冒頭、安藤サクラのだらけきった身体が大写しになるが、この段階で傑作を確信。猫背気味の歩き方や目つきの悪さ、ボソボソと何を言ってるか聞き取れないレヴェルの喋り方など、誰がどう見ても社会不適合者にしか見えない彼女がボクシングと出会ったことですべてが変わっていく様を肉体の変化と共に演じきり、アカデミー最優秀主演女優賞を受賞するはこびとなった。

監督は工藤栄一崔洋一井筒和幸の助監督を勤めていた武正晴。この個性的な三監督のイズムを見事に継承し、わりと地味目な脚本を、ちゃんと地味に演出しており、いわゆる舞台的な演技はなく、基本的に登場人物たちは日常で話すくらいのトーンと間で話し、意識的に無言な部分も取り入れてリアリズムを追及。セックスシーンもあるが、これを信じられないほどにエロくなく、ただの行為として描いていくほどの徹底さ。全体的にワンカットが長めで、地味なシーンにも適度な緊張感をもたらす。

中盤、カットはパパッと短めになり、ブルージーな音楽にのせた『ロッキー』ばりのトレーニングシーンを用意し、安藤サクラのかっこよさを援護射撃。試合シーンになると『レイジング・ブル』を意識したようなスローモーションや長回しも取り込むなど、オールドファンへの目配せも忘れない。

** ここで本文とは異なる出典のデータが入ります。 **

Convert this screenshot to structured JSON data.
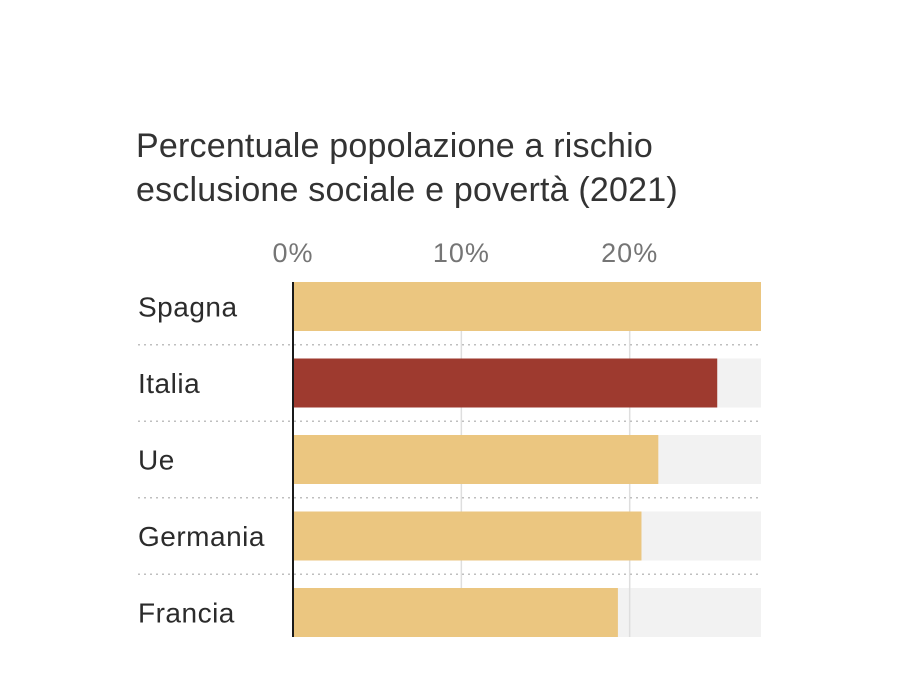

“なんとなくのあらすじ”と書いたように徹底して説明が省かれており、極端なクローズアップがないのも良い。故に観客の意識が入り込む余白があり、不思議な余韻を残してくれる。確かに派手さはないものの、このようにたたき上げの監督の作品は妙な落ち着きと安定感があり、ちゃんと“映画”を観ている気にさせられるのはテクニックがあるからだろう。他にも移動撮影やら新井浩文の演技、クリープハイプの主題歌に撮影、編集など良いところをあげたら枚挙にいとまがない。